A new set of security measures aimed at making 802.11-type wireless LANs safe from hackers is fundamentally flawed, according to researchers from the University of Maryland.
Professor William Arbaugh and Arunesh Mishra say in a paper published last week that the new 802.1X security system has two basic problems -- one where a hacker can hijack an existing connection, and another where they can interpose themselves during authentication and steal access information as it's being set up.
In the first case, the hacker monitors the transmissions and when a session is established between a client and an access point, the hacker sends a fake packet to the client purporting to be from the access point saying "Session closed". The client just reconnects with a new session: meanwhile, the legitimate access point thinks the old session is still open and the hacker can use it.
The other way -- a 'man in the middle' attack -- again involves the hacker pretending to be an access point, this time relaying messages between the client and the real access point while monitoring their contents, having "... completely bypassed any higher-layer authentication and render(ing) the authentication mechanism ineffective," according to Arbaugh and Mishra.
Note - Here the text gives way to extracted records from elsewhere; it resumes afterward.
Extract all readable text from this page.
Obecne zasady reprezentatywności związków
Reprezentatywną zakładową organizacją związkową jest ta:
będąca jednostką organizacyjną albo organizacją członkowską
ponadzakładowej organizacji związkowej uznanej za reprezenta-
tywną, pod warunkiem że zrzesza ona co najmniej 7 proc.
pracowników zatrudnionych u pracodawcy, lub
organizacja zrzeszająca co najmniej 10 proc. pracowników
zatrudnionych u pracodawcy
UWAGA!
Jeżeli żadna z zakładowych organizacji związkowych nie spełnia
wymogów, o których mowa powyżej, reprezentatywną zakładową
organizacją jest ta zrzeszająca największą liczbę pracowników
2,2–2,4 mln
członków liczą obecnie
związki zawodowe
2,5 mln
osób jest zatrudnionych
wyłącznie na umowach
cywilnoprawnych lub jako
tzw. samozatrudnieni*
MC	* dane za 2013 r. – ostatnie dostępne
The paper, An Initial Security Analysis of the IEEE 802.1X Standard, says that the standard needs to be modified to include symmetric authentication -- where the client and the access point both prove to each other who they are --- and better handling of access point authentication. Without this, it says, 802.1X and 802.11 cannot provide sufficient levels of security. The 802.1X standard itself -- and its associated standard, Extensible Authentication Protocol -- is already in use for wireless networking in Cisco 802.11b products, for example. 802.1X has already been under investigation for its vulnerability to a number of different potential attacks, including several potential denial-of-service flaws.